The total of exhibiting companies reached with 787 (2016, 847; 2014, 935) a nadir for the last 30 years of the show’s history, while occupied booths shrank to an equal record low of 1,404. In addition, and as if admitting seeing some sense, the organising committee decided to move exhibition to a smaller hall. Evidently, the organisers realised that an ever-diminishing numbers of booths on a floor space that stays the same shows up the decline even more clearly.
What is startling is the reduced numbers of new instrument and product launches over the years. This is not based on stringent polling, but it feels that launches of bigger instruments, such as for high-performance liquid chromatography (HPLC) and mass spectrometry (MS), may have been postponed for specialised shows later in the year. The Pittcon exhibition was never the ideal arena for some instrument categories, famously nuclear magnetic resonance (NMR) spectrometry, and shows such as ASMS and HPLC can be seen as the more natural launch pads for the technologies that lend their names. However, it would be a troubling sign if this perceived trend would take hold.
Talking to exhibitors, no coherent picture emerges regarding the exhibitions success or failure.
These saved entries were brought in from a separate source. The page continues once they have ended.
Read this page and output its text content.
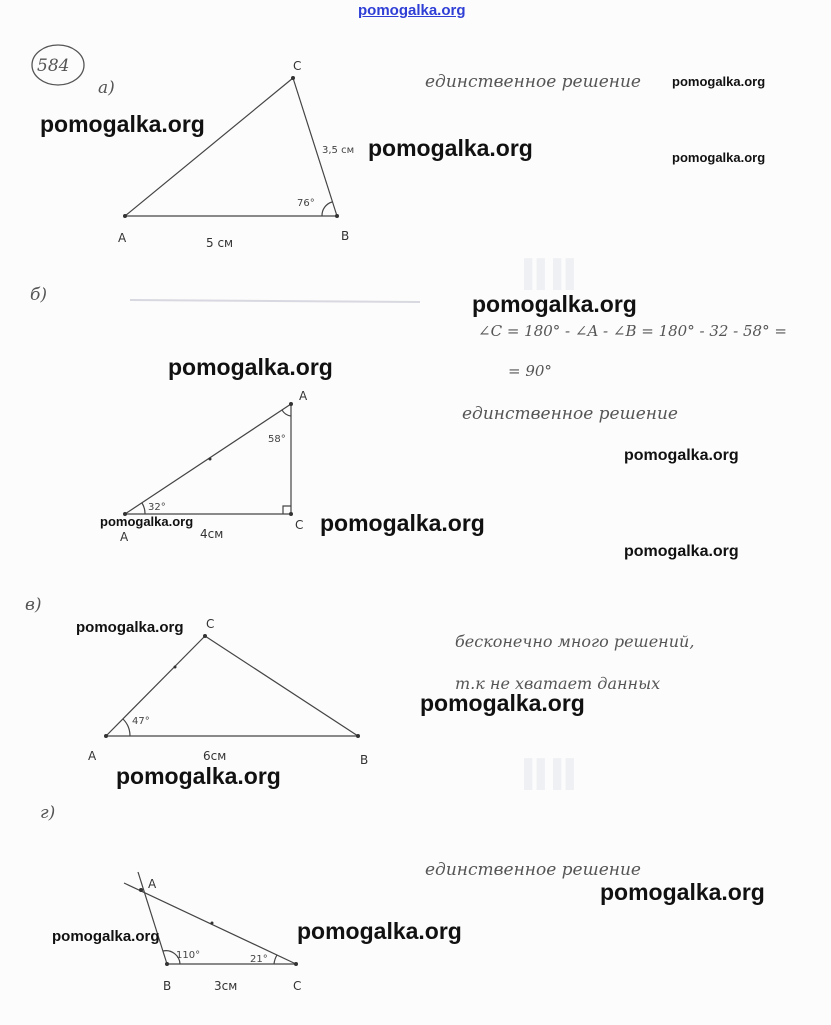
ⅡⅡ
ⅡⅡ
584
а)
б)
в)
г)
A	B
C
5 см
3,5 см
76°
A
A
C
32°
58°
4см
A	B
C
47°
6см
A
B	C
110°	21°
3см
единственное решение
∠C = 180° - ∠A - ∠B = 180° - 32 - 58° =
= 90°
единственное решение
бесконечно много решений,
т.к не хватает данных
единственное решение
pomogalka.org
pomogalka.org
pomogalka.org
pomogalka.org	pomogalka.org
pomogalka.org
pomogalka.org
pomogalka.org
pomogalka.org	pomogalka.org
pomogalka.org
pomogalka.org
pomogalka.org
pomogalka.org
pomogalka.org
pomogalka.org
pomogalka.org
There were those who had seen good traffic and interest, even a few serious sales leads, but also those who were not really at Pittcon for selling products, but for nurturing and increasing their professional network of possible business partners or R&D collaborators. For the distributors, the specialist technology suppliers and the first-time companies the format of the show works and has done so for many years. However, there were also those, who complained about low attendance even on day one or two, and who are considering their future bookings.
This is not new, of course. And considering that this discussion about Pittcon and what needs changing has been raging for over a decade, the surprise is, how many companies still pay the booth fees and keep the conference going. Some companies have stopped including some of the top 50 companies, such as Agilent, Mettler-Toledo and PerkinElmer. While PerkinElmer has returned after a five-year Pittcon vacation for reasons of visibility – a small success – and Bruker continues to have a token booth, the size of stands is getting smaller even for the biggest manufacturers, so it is a matter of time until the economics of the show is seriously endangered.
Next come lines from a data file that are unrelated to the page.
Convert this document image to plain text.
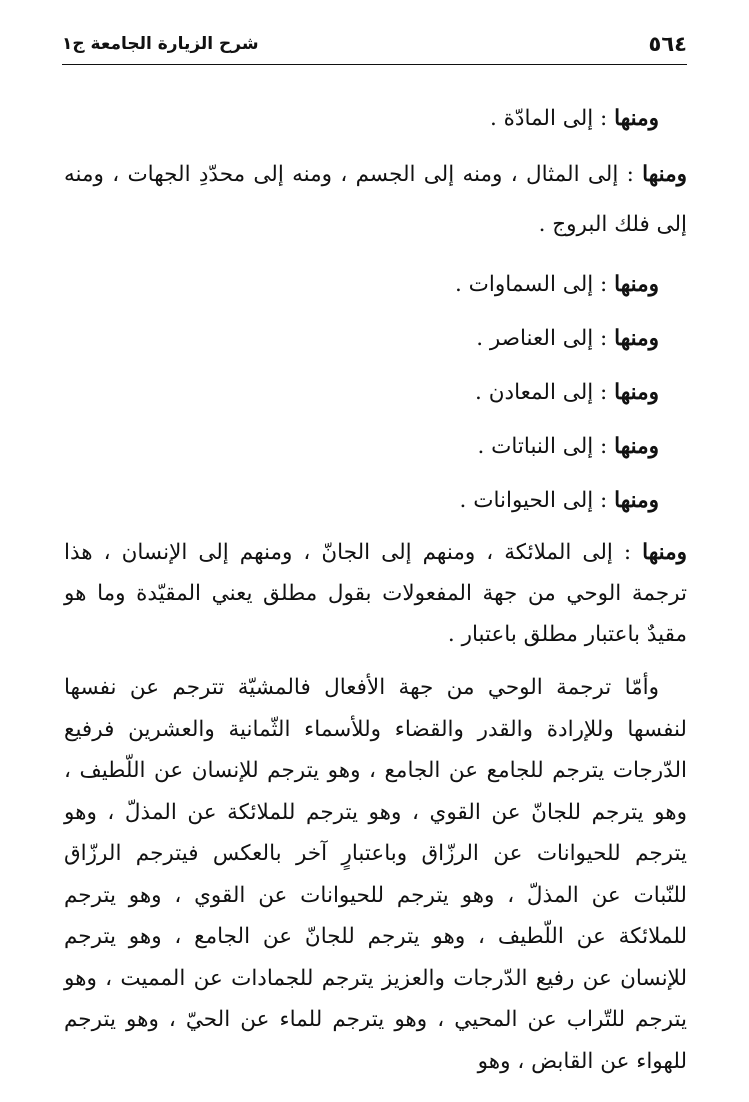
٥٦٤
شرح الزيارة الجامعة ج١

ومنها : إلى المادّة .

ومنها : إلى المثال ، ومنه إلى الجسم ، ومنه إلى محدّدِ الجهات ، ومنه إلى فلك البروج .

ومنها : إلى السماوات .

ومنها : إلى العناصر .

ومنها : إلى المعادن .

ومنها : إلى النباتات .

ومنها : إلى الحيوانات .

ومنها : إلى الملائكة ، ومنهم إلى الجانّ ، ومنهم إلى الإنسان ، هذا ترجمة الوحي من جهة المفعولات بقول مطلق يعني المقيّدة وما هو مقيدٌ باعتبار مطلق باعتبار .

وأمّا ترجمة الوحي من جهة الأفعال فالمشيّة تترجم عن نفسها لنفسها وللإرادة والقدر والقضاء وللأسماء الثّمانية والعشرين فرفيع الدّرجات يترجم للجامع عن الجامع ، وهو يترجم للإنسان عن اللّطيف ، وهو يترجم للجانّ عن القوي ، وهو يترجم للملائكة عن المذلّ ، وهو يترجم للحيوانات عن الرزّاق وباعتبارٍ آخر بالعكس فيترجم الرزّاق للنّبات عن المذلّ ، وهو يترجم للحيوانات عن القوي ، وهو يترجم للملائكة عن اللّطيف ، وهو يترجم للجانّ عن الجامع ، وهو يترجم للإنسان عن رفيع الدّرجات والعزيز يترجم للجمادات عن المميت ، وهو يترجم للتّراب عن المحيي ، وهو يترجم للماء عن الحيّ ، وهو يترجم للهواء عن القابض ، وهو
While the holy cow of the annual recurrence of the show is not open for discussion (and hasn’t been for over 60 years), it seems, the organisers have accepted some of the exhibitors’ complaints and will as a first in 2018 in Orlando, FL reduce the numbers of exhibition days to three. In addition, the exhibition will start on a Tuesday, so that no Sunday overtime payments for technicians’ and workers’ would be due. Furthermore, the president-elect for Orlando, Dr Adrian Michael, openly discussed the possibility to move to venues on the West Coast, so far a thought that has been repeatedly dismissed since no venues of adequate size for exhibition and conference was available outside the five veteran host cities.
While the problem of size seems to have solved itself, the move has to be welcomed. As venues are booked for years ahead, we might have to wait for California as host state a little longer. It can only be hoped that these concessions are not too little, too late.